Он, сдавленным оскорблением голосом:
– Обещаю.
Теперь – длинное тирэ. Тирэ – длиной в три тысячи верст и семь лет: в две тысячи пятьсот пятьдесят пять дней.
Я гуляю со своим двухлетним сыном по беллевю'скому парку – Observatoir'e. Рядом со мной, по другую мою руку, в шаг моему двухлетнему сыну, идет Павлик А., приехавший со студией Вахтангова. У него уже две дочери и (кажется?) сын.
– А... моя Сонечка?
– Голлидэй замужем и играет в провинции.
– Счастлива?
– Этого я вам сказать не могу.
И это – все.
Еще тирэ – и еще подлиннее: в целые десять лет. 14-ое мая 1937 г., пятница. Спускаемся с Муром, тем, двухгодовалым, ныне двенадцатилетним, к нашему метро Mairie-d'Jssy и приблизительно у лавки Provence он – мне, верней – себе:
– А American Sunday это ведь ихнее Dimanche Illustre![228]
– А что значит – Holiday?
– Свободный день, вообще – каникулы.
– Это значит – праздник. Так звали женщину, которую я больше всех женщин на свете любила. А может быть – больше всех. Я думаю – больше всего. Сонечка Голлидэй. Вот, Мур, тебе бы такую жену!
Он, возмущенно: – Ма-ама!
– Я не говорю: эту жену, она уже теперь немолодая, она была года на три моложе меня.
– Я не хочу жениться на старухе! Я вообще не хочу жениться.
– Дурак. Я не говорю: на Сонечке Голлидэй, а на такой, как Сонечка. Впрочем – таких нет, так что ты можешь успокоиться – и вообще никто ее не достоин.
– Мама! Я ведь ее не знаю, вы говорите о чем-то, что вы знаете, – вы конечно можете мне рассказать...
– Но тебе ведь – неинтересно...
(Он, думая о ждущем его на углу бульвара Raspail газетном киоске с американскими Микэями:)
– Нет, очень интересно...
– Мур, она была маленькая девочка, и, – ища слова, – и настоящий чертенок! У нее были две длинных, длинных темных косы... (У Мура – невольная гримаса: «au temps des cheveux et des chevaux»)[229] ...и она была такая маленькая... куда меньше тебя (гримаса увеличивается) – потому что ты уже больше меня... (соблазняя) и такая храбрая: она обед носила юнкерам под выстрелами в Храм Христа Спасителя...

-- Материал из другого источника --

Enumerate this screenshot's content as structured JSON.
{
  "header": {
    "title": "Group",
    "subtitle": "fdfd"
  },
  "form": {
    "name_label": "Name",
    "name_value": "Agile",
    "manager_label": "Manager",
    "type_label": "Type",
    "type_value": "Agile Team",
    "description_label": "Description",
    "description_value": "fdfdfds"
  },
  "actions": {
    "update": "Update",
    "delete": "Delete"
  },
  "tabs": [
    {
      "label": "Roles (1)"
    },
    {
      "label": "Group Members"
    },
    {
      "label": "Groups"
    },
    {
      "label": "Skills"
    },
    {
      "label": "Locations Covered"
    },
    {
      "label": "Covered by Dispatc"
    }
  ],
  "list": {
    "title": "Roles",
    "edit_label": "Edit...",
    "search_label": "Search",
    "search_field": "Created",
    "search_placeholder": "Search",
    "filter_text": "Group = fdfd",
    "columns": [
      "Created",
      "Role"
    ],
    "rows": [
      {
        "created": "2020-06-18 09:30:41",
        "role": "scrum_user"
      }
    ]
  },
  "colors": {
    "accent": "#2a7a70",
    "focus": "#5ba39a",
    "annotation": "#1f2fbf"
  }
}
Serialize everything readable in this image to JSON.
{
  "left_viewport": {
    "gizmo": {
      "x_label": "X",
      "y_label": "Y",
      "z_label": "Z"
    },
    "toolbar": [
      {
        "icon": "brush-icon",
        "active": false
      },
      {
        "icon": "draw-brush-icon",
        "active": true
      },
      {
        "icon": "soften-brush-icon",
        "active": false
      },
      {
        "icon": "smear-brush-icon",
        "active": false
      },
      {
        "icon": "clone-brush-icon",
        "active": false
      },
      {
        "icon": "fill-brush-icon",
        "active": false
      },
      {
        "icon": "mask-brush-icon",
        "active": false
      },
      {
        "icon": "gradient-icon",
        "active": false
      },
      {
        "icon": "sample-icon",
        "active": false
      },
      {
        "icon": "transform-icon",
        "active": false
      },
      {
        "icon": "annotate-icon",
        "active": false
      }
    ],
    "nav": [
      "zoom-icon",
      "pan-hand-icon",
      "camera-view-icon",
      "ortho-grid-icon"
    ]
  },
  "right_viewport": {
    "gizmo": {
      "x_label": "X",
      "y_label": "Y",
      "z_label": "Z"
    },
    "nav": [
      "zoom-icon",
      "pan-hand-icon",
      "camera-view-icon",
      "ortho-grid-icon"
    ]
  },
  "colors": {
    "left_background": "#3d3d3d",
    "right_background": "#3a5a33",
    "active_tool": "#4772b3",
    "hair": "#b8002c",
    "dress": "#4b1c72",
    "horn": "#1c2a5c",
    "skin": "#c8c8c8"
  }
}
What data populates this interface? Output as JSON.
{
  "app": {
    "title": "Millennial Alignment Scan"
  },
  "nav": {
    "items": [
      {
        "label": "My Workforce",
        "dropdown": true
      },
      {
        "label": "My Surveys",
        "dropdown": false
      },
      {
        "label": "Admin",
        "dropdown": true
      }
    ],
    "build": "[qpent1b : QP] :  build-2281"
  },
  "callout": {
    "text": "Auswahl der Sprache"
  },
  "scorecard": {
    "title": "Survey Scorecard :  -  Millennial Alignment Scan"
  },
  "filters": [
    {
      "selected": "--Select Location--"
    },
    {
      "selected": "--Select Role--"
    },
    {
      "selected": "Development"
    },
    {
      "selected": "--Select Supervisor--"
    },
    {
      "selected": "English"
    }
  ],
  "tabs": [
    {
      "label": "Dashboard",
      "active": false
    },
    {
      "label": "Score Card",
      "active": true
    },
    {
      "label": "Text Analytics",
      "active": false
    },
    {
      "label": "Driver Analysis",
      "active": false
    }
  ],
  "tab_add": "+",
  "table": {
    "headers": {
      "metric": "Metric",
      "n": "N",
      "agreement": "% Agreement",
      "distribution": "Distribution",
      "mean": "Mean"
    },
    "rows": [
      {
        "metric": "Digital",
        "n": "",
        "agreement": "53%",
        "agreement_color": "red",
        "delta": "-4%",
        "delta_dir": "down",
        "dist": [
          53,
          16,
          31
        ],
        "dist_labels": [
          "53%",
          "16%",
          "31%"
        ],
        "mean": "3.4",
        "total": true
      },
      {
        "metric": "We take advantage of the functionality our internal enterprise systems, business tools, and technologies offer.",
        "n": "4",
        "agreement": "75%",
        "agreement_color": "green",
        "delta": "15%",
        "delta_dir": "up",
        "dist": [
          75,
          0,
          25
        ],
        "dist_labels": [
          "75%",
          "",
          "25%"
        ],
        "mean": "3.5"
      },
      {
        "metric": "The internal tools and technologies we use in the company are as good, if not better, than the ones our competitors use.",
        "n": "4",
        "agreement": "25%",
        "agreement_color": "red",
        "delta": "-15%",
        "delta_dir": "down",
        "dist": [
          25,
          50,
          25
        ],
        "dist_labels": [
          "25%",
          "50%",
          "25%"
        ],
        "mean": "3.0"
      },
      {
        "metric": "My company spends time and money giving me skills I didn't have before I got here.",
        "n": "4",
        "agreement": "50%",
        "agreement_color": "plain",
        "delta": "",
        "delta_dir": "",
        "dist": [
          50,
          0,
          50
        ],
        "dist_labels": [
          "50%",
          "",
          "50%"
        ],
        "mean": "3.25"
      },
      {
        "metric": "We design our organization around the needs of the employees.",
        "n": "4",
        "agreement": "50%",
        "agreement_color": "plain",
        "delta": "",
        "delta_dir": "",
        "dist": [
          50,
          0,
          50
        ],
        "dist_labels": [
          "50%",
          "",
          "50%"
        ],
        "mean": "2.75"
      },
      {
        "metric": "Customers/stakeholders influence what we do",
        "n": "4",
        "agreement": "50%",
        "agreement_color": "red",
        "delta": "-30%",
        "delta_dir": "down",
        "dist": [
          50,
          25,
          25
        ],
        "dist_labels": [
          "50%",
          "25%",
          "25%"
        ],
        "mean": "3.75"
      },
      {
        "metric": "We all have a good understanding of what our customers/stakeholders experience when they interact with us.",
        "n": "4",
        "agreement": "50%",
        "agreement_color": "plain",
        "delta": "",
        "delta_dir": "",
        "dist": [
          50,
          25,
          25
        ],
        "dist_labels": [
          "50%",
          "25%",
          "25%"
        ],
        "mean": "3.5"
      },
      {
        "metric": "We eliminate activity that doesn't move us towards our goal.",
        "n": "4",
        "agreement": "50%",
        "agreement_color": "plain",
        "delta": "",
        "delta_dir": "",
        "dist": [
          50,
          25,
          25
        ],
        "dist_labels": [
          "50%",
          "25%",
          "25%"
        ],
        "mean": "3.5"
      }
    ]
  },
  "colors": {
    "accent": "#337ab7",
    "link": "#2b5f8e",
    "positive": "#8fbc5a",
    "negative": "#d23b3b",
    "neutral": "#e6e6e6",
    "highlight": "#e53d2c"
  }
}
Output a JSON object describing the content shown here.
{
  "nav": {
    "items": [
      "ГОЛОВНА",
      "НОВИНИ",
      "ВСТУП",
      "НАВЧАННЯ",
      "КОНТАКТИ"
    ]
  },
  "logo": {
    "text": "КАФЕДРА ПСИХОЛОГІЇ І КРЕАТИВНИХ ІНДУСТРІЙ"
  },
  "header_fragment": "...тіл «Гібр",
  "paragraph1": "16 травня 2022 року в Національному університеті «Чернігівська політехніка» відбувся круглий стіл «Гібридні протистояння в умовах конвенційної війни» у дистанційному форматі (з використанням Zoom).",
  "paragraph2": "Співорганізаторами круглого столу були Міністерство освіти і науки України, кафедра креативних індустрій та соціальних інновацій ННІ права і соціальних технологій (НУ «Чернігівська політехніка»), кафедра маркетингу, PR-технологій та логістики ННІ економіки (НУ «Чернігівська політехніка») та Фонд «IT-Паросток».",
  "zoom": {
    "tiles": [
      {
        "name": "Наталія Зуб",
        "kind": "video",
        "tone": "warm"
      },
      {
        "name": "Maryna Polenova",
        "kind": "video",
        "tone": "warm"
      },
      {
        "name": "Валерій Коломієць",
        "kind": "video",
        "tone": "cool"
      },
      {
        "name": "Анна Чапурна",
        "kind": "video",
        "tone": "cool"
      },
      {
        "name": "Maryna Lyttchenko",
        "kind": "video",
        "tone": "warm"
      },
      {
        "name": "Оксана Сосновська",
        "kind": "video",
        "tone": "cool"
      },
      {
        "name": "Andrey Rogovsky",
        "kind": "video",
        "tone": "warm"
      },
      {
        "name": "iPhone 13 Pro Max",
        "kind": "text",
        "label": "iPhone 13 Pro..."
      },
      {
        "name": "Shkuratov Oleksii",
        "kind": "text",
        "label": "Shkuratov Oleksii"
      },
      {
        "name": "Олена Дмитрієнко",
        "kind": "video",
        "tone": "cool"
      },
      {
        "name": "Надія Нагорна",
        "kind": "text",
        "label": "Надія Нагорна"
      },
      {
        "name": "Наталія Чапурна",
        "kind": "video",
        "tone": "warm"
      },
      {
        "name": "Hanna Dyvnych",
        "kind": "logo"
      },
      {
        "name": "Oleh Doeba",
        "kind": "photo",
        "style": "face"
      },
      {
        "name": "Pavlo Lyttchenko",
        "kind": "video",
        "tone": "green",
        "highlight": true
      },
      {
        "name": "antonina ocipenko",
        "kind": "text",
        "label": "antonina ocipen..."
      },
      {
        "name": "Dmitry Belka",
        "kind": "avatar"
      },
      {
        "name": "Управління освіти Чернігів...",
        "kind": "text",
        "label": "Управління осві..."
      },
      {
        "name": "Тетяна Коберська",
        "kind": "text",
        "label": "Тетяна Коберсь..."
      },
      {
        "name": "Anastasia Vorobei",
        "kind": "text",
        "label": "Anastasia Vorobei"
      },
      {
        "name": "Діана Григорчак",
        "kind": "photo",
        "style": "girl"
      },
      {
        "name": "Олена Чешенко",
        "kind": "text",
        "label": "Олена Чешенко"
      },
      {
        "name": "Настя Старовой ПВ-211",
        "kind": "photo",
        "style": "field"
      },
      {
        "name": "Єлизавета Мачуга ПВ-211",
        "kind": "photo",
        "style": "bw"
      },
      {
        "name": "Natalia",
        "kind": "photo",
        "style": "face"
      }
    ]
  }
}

– А почему эти юнкера в церкви обедали?
– Не важно. Важно, что под выстрелами. Ей я на прощанье сказала: – Сонечка, что бы со мной ни было, пока вы есть – все хорошо. Она была самое красивое, что я когда-либо в жизни видела, самое сладкое, что я когда-либо в жизни ела... (Мур: – Фу, мама!) Она мне писала письма, и в одном письме, последнем: – Марина! Как я люблю ваши руки, которые должны быть только целуемы, а они двигают шкафы и подымают пуды...
– Ну, это уж – романтизм! Почему – целуемы?
– Потому что... потому что... (prenant l'offensive)[230] – а что ты имеешь на это возразить?
– Ничего, но если бы она например написала (запинка, ищет)... которые должны только нюхать цветы...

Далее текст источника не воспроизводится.